For the majority of American women, public spaces aren’t necessarily safe.
Sixty five percent of women have experienced street harassment at some point in their lives, according to a new national report conducted by the advocacy group Stop Street Harassment. And 41 percent of those women have experienced physically aggressive forms of harassment, including being followed, touched, flashed, or forced to do something sexual. Men — and particularly male individuals who identify as LGBT — also experience street harassment, although at a lower rate than women do:
According to the report, which relied on interviews with 10 different focus groups across the country, men are overwhelmingly the harassers of both men and women. The majority of respondents reported that they’ve been repeatedly harassed by the same men.
Some of the most pervasive forms of street harassment, like telling women to smile or whistling at women, are often perceived as compliments. It’s difficult for some people to understand why women wouldn’t welcome being told that they’re attractive.
But the activists who work to put an end to this type of gender-based harassment point out that it’s actually based on a damaging culture that disempowers women. It’s unfair to exert pressure on women to interact with men in a certain way, or to assume women will be receptive to every sexual advance made toward them. The majority of women report feeling angry, annoyed, disgusted, nervous, and scared when they’re on the receiving end of catcalls, and they’re often concerned it will escalate into something more threatening.

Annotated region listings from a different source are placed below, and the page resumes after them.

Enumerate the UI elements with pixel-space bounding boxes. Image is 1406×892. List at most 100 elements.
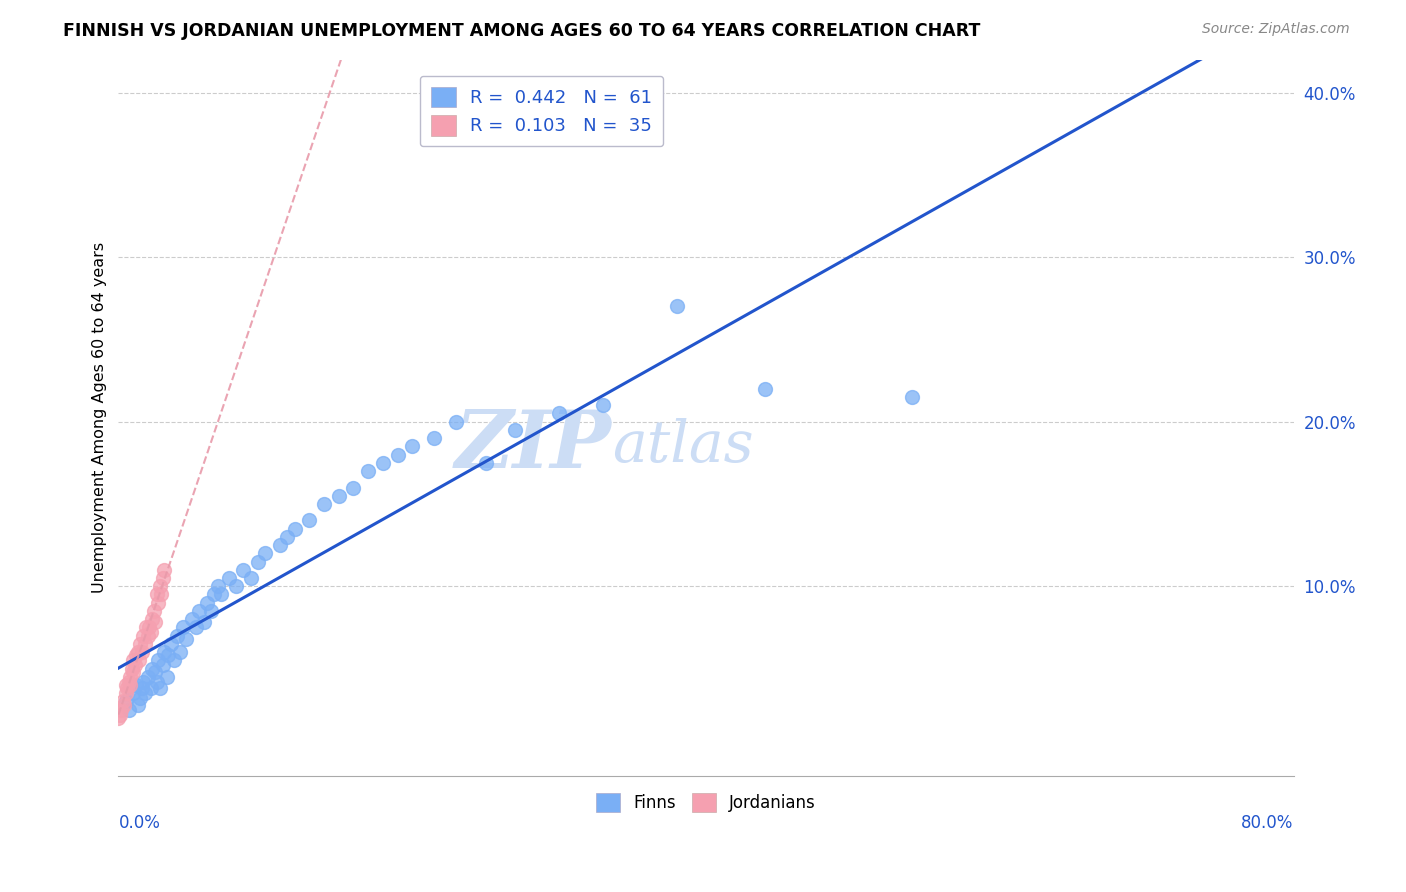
- Text: Source: ZipAtlas.com: Source: ZipAtlas.com: [1202, 22, 1350, 37]
- Point: [152, 658, 174, 673]
- Text: 0.0%: 0.0%: [118, 814, 160, 832]
- Text: 80.0%: 80.0%: [1241, 814, 1294, 832]
- Point: [120, 670, 142, 684]
- Point: [139, 681, 162, 696]
- Point: [754, 382, 776, 396]
- Point: [209, 587, 232, 601]
- Text: ZIP: ZIP: [456, 408, 612, 485]
- Point: [128, 653, 150, 667]
- Point: [138, 620, 160, 634]
- Point: [122, 653, 145, 667]
- Point: [150, 587, 173, 601]
- Point: [114, 686, 136, 700]
- Point: [111, 694, 134, 708]
- Point: [254, 546, 277, 560]
- Point: [387, 448, 409, 462]
- Point: [118, 674, 141, 689]
- Point: [127, 698, 149, 712]
- Point: [153, 563, 176, 577]
- Point: [160, 637, 183, 651]
- Point: [153, 645, 176, 659]
- Point: [125, 678, 148, 692]
- Point: [118, 703, 141, 717]
- Point: [174, 632, 197, 646]
- Point: [124, 658, 146, 673]
- Point: [446, 415, 468, 429]
- Point: [108, 707, 131, 722]
- Point: [401, 439, 423, 453]
- Point: [314, 497, 336, 511]
- Point: [131, 681, 153, 696]
- Point: [132, 674, 155, 689]
- Point: [592, 398, 614, 412]
- Point: [357, 464, 380, 478]
- Point: [193, 615, 215, 630]
- Legend: Finns, Jordanians: Finns, Jordanians: [589, 786, 823, 819]
- Point: [298, 513, 321, 527]
- Point: [132, 629, 155, 643]
- Point: [152, 571, 174, 585]
- Point: [114, 678, 136, 692]
- Point: [186, 620, 208, 634]
- Point: [146, 596, 169, 610]
- Point: [148, 681, 170, 696]
- Point: [135, 620, 157, 634]
- Point: [423, 431, 446, 445]
- Point: [157, 648, 180, 663]
- Point: [371, 456, 394, 470]
- Text: FINNISH VS JORDANIAN UNEMPLOYMENT AMONG AGES 60 TO 64 YEARS CORRELATION CHART: FINNISH VS JORDANIAN UNEMPLOYMENT AMONG …: [63, 22, 980, 40]
- Text: atlas: atlas: [612, 418, 754, 475]
- Point: [136, 629, 159, 643]
- Point: [141, 612, 163, 626]
- Point: [503, 423, 526, 437]
- Point: [143, 615, 166, 630]
- Point: [202, 587, 225, 601]
- Point: [110, 703, 132, 717]
- Point: [548, 406, 571, 420]
- Point: [166, 629, 188, 643]
- Point: [665, 300, 688, 314]
- Point: [121, 661, 143, 675]
- Point: [246, 555, 269, 569]
- Point: [142, 604, 165, 618]
- Point: [207, 579, 229, 593]
- Point: [276, 530, 298, 544]
- Point: [125, 648, 148, 663]
- Point: [145, 587, 167, 601]
- Point: [474, 456, 496, 470]
- Point: [195, 596, 218, 610]
- Point: [139, 625, 162, 640]
- Point: [156, 670, 179, 684]
- Point: [146, 653, 169, 667]
- Y-axis label: Unemployment Among Ages 60 to 64 years: Unemployment Among Ages 60 to 64 years: [93, 242, 107, 593]
- Point: [328, 489, 350, 503]
- Point: [232, 563, 254, 577]
- Point: [145, 674, 167, 689]
- Point: [200, 604, 222, 618]
- Point: [122, 686, 145, 700]
- Point: [134, 637, 156, 651]
- Point: [114, 694, 136, 708]
- Point: [269, 538, 291, 552]
- Point: [342, 481, 364, 495]
- Point: [131, 645, 153, 659]
- Point: [134, 686, 156, 700]
- Point: [148, 579, 170, 593]
- Point: [239, 571, 262, 585]
- Point: [127, 645, 149, 659]
- Point: [180, 612, 202, 626]
- Point: [163, 653, 186, 667]
- Point: [225, 579, 247, 593]
- Point: [284, 522, 307, 536]
- Point: [136, 670, 159, 684]
- Point: [117, 681, 139, 696]
- Point: [172, 620, 194, 634]
- Point: [188, 604, 211, 618]
- Point: [112, 698, 135, 712]
- Point: [141, 661, 163, 675]
- Point: [900, 390, 922, 404]
- Point: [143, 665, 166, 679]
- Point: [129, 637, 152, 651]
- Point: [107, 711, 129, 725]
- Point: [218, 571, 240, 585]
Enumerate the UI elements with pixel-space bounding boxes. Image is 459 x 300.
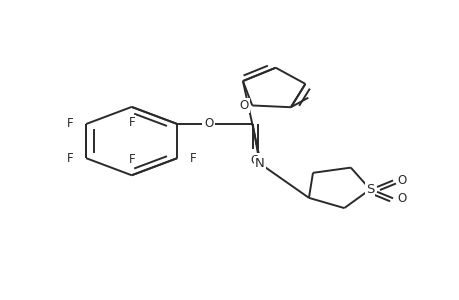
Text: F: F (67, 118, 73, 130)
Text: O: O (397, 174, 406, 187)
Text: O: O (239, 99, 248, 112)
Text: F: F (190, 152, 196, 165)
Text: S: S (365, 183, 374, 196)
Text: O: O (204, 118, 213, 130)
Text: N: N (254, 157, 264, 170)
Text: F: F (128, 153, 134, 166)
Text: O: O (250, 154, 259, 167)
Text: F: F (128, 116, 134, 129)
Text: O: O (397, 192, 406, 205)
Text: F: F (67, 152, 73, 165)
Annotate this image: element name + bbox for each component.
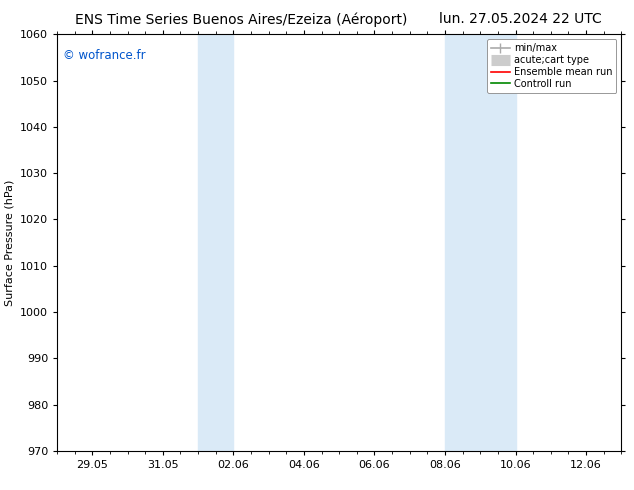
- Text: lun. 27.05.2024 22 UTC: lun. 27.05.2024 22 UTC: [439, 12, 601, 26]
- Bar: [198, 34, 233, 451]
- Y-axis label: Surface Pressure (hPa): Surface Pressure (hPa): [4, 179, 15, 306]
- Text: ENS Time Series Buenos Aires/Ezeiza (Aéroport): ENS Time Series Buenos Aires/Ezeiza (Aér…: [75, 12, 407, 27]
- Bar: [445, 34, 515, 451]
- Text: © wofrance.fr: © wofrance.fr: [63, 49, 145, 62]
- Legend: min/max, acute;cart type, Ensemble mean run, Controll run: min/max, acute;cart type, Ensemble mean …: [487, 39, 616, 93]
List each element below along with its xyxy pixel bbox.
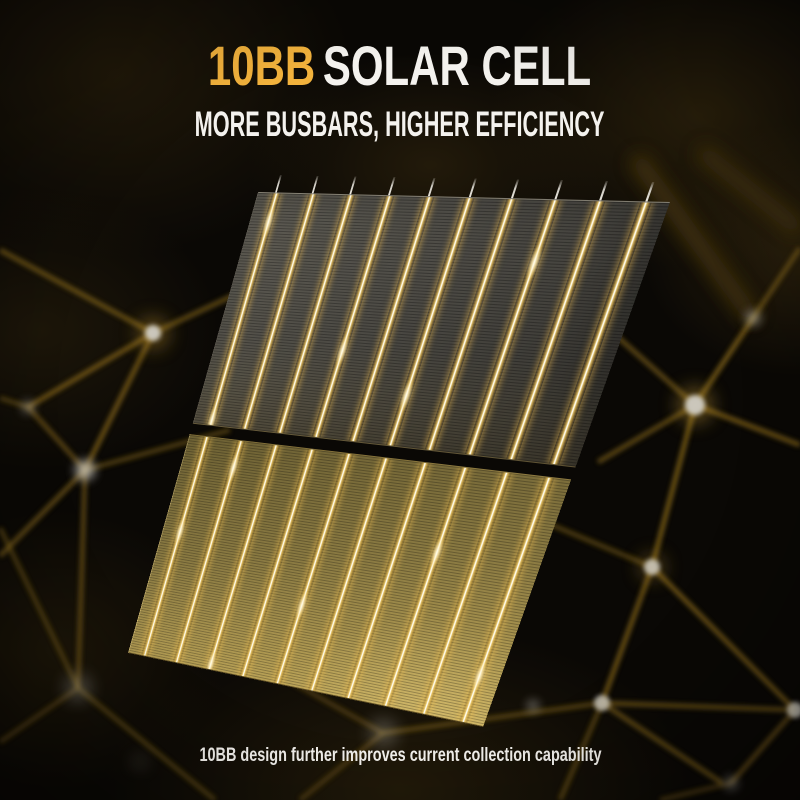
busbar <box>386 198 475 446</box>
busbar <box>348 197 434 442</box>
title-rest: SOLAR CELL <box>323 34 592 97</box>
title-highlight: 10BB <box>208 34 316 97</box>
busbar <box>311 196 394 438</box>
busbar <box>465 200 561 456</box>
busbar <box>425 199 518 451</box>
footer: 10BB design further improves current col… <box>0 744 800 769</box>
busbar <box>272 453 354 685</box>
busbar <box>275 195 356 434</box>
busbar <box>240 194 318 430</box>
header: 10BB SOLAR CELL MORE BUSBARS, HIGHER EFFI… <box>0 0 800 143</box>
subtitle: MORE BUSBARS, HIGHER EFFICIENCY <box>0 107 800 142</box>
busbar <box>172 440 246 664</box>
busbar <box>506 201 606 460</box>
subtitle-text: MORE BUSBARS, HIGHER EFFICIENCY <box>195 105 605 144</box>
busbar <box>381 467 471 707</box>
busbar <box>419 472 512 715</box>
page-title: 10BB SOLAR CELL <box>0 38 800 94</box>
busbar <box>238 449 317 677</box>
busbar <box>344 462 431 699</box>
busbar <box>307 457 392 692</box>
caption: 10BB design further improves current col… <box>198 745 602 766</box>
busbar <box>205 444 281 670</box>
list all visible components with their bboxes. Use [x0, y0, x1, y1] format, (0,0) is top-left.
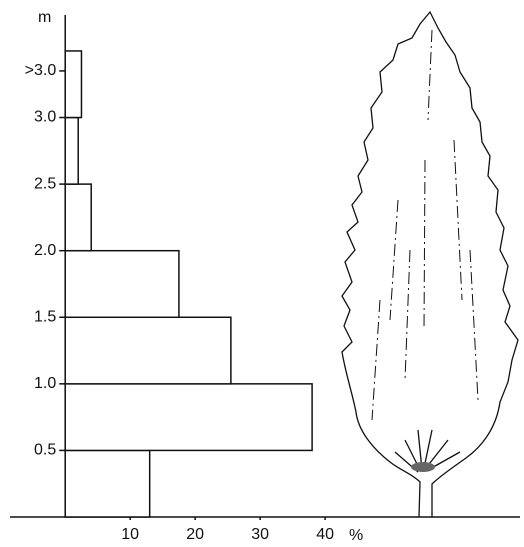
bar	[64, 249, 180, 319]
x-axis-label: %	[349, 527, 363, 544]
x-tick-label: 40	[316, 526, 334, 543]
x-tick-label: 30	[251, 526, 269, 543]
x-tick-label: 10	[121, 526, 139, 543]
bar	[64, 316, 232, 385]
x-tick-label: 20	[186, 526, 204, 543]
y-tick-label: >3.0	[25, 62, 57, 79]
y-tick-label: 2.5	[34, 175, 56, 192]
y-tick-label: 3.0	[34, 109, 56, 126]
y-tick-label: 1.0	[34, 375, 56, 392]
tree-illustration	[341, 10, 519, 518]
bar	[64, 383, 313, 452]
bar	[64, 50, 83, 119]
y-tick-label: 2.0	[34, 242, 56, 259]
bar	[64, 449, 151, 518]
y-tick-label: 0.5	[34, 442, 56, 459]
y-axis-label: m	[38, 9, 51, 26]
bar	[64, 183, 92, 252]
y-tick-label: 1.5	[34, 308, 56, 325]
bar	[64, 116, 79, 185]
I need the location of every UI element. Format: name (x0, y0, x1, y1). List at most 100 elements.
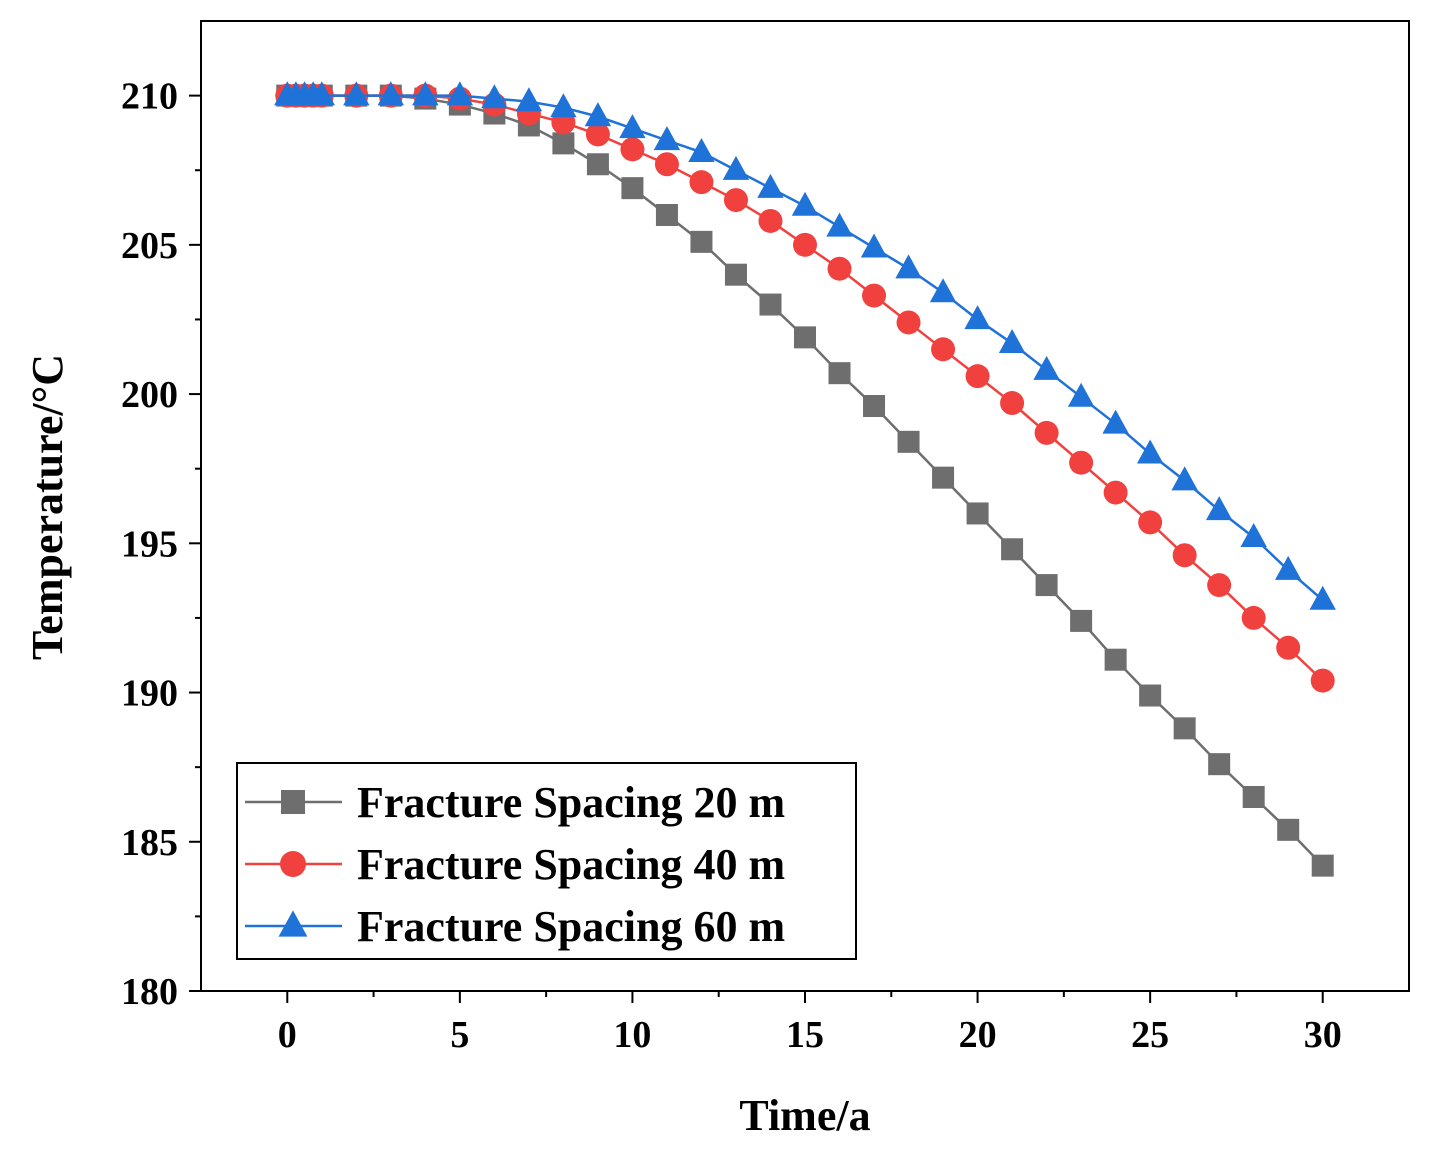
data-point (412, 81, 439, 106)
x-axis-label: Time/a (739, 1091, 870, 1140)
data-point (619, 114, 646, 139)
data-point (1001, 538, 1024, 561)
data-point (863, 395, 886, 418)
data-point (1139, 684, 1162, 707)
data-point (862, 283, 887, 308)
data-point (1070, 609, 1093, 632)
data-point (1205, 496, 1233, 521)
data-point (621, 177, 644, 200)
data-point (966, 502, 989, 525)
data-point (1241, 605, 1266, 630)
data-point (998, 329, 1026, 354)
data-point (1103, 480, 1128, 505)
y-tick-label: 180 (121, 971, 178, 1013)
data-point (1138, 510, 1163, 535)
data-point (1035, 574, 1058, 597)
legend-marker (280, 851, 306, 877)
data-point (654, 152, 679, 177)
data-point (515, 87, 543, 112)
data-point (932, 466, 955, 489)
data-point (481, 84, 508, 109)
data-point (929, 278, 957, 303)
series-2 (275, 83, 1335, 693)
y-tick-label: 205 (121, 225, 178, 267)
data-point (723, 188, 748, 213)
data-point (964, 305, 991, 330)
data-point (1172, 543, 1197, 568)
legend: Fracture Spacing 20 m Fracture Spacing 40… (236, 762, 857, 960)
series-3 (274, 81, 1336, 610)
x-tick-label: 5 (450, 1014, 469, 1056)
data-point (965, 364, 990, 389)
y-tick-label: 195 (121, 523, 178, 565)
data-point (793, 232, 817, 257)
data-point (827, 256, 852, 281)
axes: 0 5 10 15 20 25 30 180 185 190 195 200 205 210 (121, 20, 1410, 1056)
data-point (653, 126, 681, 151)
data-point (690, 230, 713, 253)
data-point (826, 212, 853, 237)
y-tick-label: 200 (121, 374, 178, 416)
y-tick-label: 185 (121, 822, 178, 864)
x-tick-label: 0 (278, 1014, 297, 1056)
data-point (1000, 391, 1025, 416)
data-point (722, 155, 750, 180)
data-point (689, 170, 714, 195)
data-point (688, 138, 715, 163)
data-point (828, 362, 851, 385)
data-point (1171, 466, 1198, 491)
data-point (758, 208, 783, 233)
data-point (620, 137, 645, 162)
data-point (1136, 439, 1164, 464)
data-point (1102, 409, 1129, 434)
data-point (1067, 382, 1095, 407)
data-point (1275, 555, 1302, 580)
legend-marker (281, 790, 305, 814)
legend-label: Fracture Spacing 20 m (357, 778, 785, 827)
legend-item: Fracture Spacing 60 m (245, 902, 785, 951)
series-line (287, 94, 1324, 682)
data-point (1173, 717, 1196, 740)
data-point (759, 293, 782, 316)
legend-item: Fracture Spacing 20 m (245, 778, 785, 827)
data-point (585, 122, 610, 147)
data-point (655, 204, 678, 226)
data-point (724, 263, 747, 286)
legend-item: Fracture Spacing 40 m (245, 840, 785, 889)
legend-label: Fracture Spacing 40 m (357, 840, 785, 889)
legend-label: Fracture Spacing 60 m (357, 902, 785, 951)
data-point (1208, 753, 1231, 776)
y-axis-label: Temperature/°C (23, 354, 72, 660)
data-point (1069, 450, 1094, 475)
data-point (1240, 523, 1267, 548)
x-tick-label: 25 (1131, 1014, 1169, 1056)
x-tick-label: 15 (786, 1014, 824, 1056)
data-point (1242, 786, 1265, 808)
x-tick-label: 10 (613, 1014, 651, 1056)
data-point (794, 326, 816, 349)
data-point (1104, 648, 1127, 671)
data-point (1276, 635, 1301, 660)
data-point (897, 430, 920, 453)
data-point (446, 81, 474, 106)
data-point (1309, 585, 1336, 610)
data-point (896, 310, 921, 335)
y-tick-label: 210 (121, 76, 178, 118)
data-point (860, 233, 888, 258)
data-point (308, 81, 335, 106)
data-point (586, 153, 609, 176)
data-point (1034, 420, 1059, 445)
data-point (1310, 668, 1335, 693)
data-point (791, 191, 819, 216)
data-point (550, 93, 577, 118)
data-point (1311, 854, 1334, 877)
x-tick-label: 20 (959, 1014, 997, 1056)
data-point (584, 102, 612, 127)
series-layer (274, 81, 1336, 877)
data-point (552, 132, 575, 155)
y-tick-label: 190 (121, 673, 178, 715)
series-line (287, 94, 1324, 601)
data-point (1277, 818, 1300, 841)
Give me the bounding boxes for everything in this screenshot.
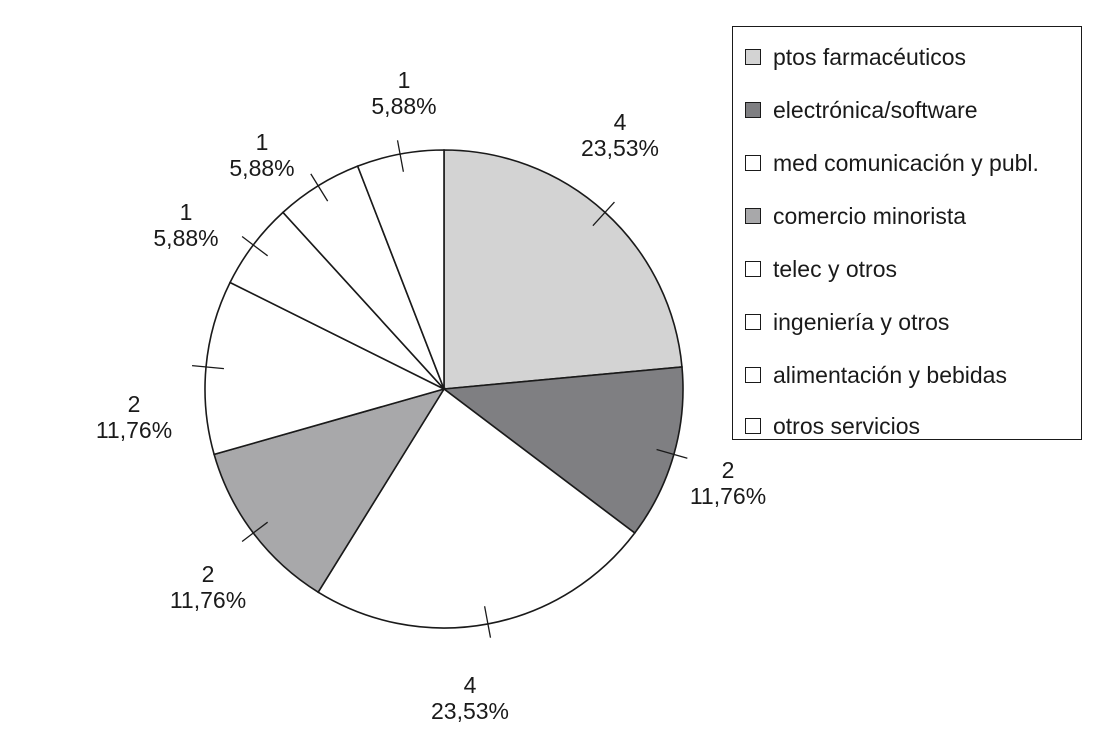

Holly Kearl, the founder of Stop Street Harassment and the author of the new report, told ThinkProgress that challenging street harassment is a critical part of ensuring equality in our country — particularly since it disproportionately impacts the lives of women, LGBT individuals, and people of color.
“At an individual level, I urge everyone to pay more attention to this issue: listen to and share stories, take this topic seriously and do not dismiss street harassment as a compliment, harmless, or the fault of the harassed person, and involve men in the discussions and solutions,” Kearl said.
Kearl, who conducted her master’s thesis on street harassment several years ago, isn’t the only researcher who’s uncovered these type of findings. According to the Centers for Disease Control and Prevention, “non-contact unwanted sexual experiences” are the most prevalent form of sexual violence for both men and women in the U.S.
Lately, there have been some creative efforts to combat this issue. Activists have rallied during International Anti-Street Harassment Week to draw more attention to the cause. Last fall, a street art project began plastering images on public walls with messages that are intended to speak directly to harassers, like “Women do not owe you their time and conversation” and “Stop telling me to smile.” And activists in New York City partnered with local lawmakers to develop a smartphone app that allows people to report incidences of street harassment in real time. Some of those efforts appear to be paying off — the media coverage of the topic has steadily increased over the past several years. Still, there’s more work to be done. The report includes a long list of potential recommendations for local government leaders, law enforcement, transit agencies, businesses, and educators. And Kearl pointed out that it’s critical to start talking more about these issues with youth, especially because half of the Americans who report street harassment had already started experiencing the harassment by the time they turned 17.
“Most youth have no idea what to do about it and many don’t even know it is wrong because it seems so normal,” she said. “In nearly all of the 10 focus groups across the country, participants suggested educational workshops and activities with youth as a way to try to break the cycle of harassment and end its social acceptability.”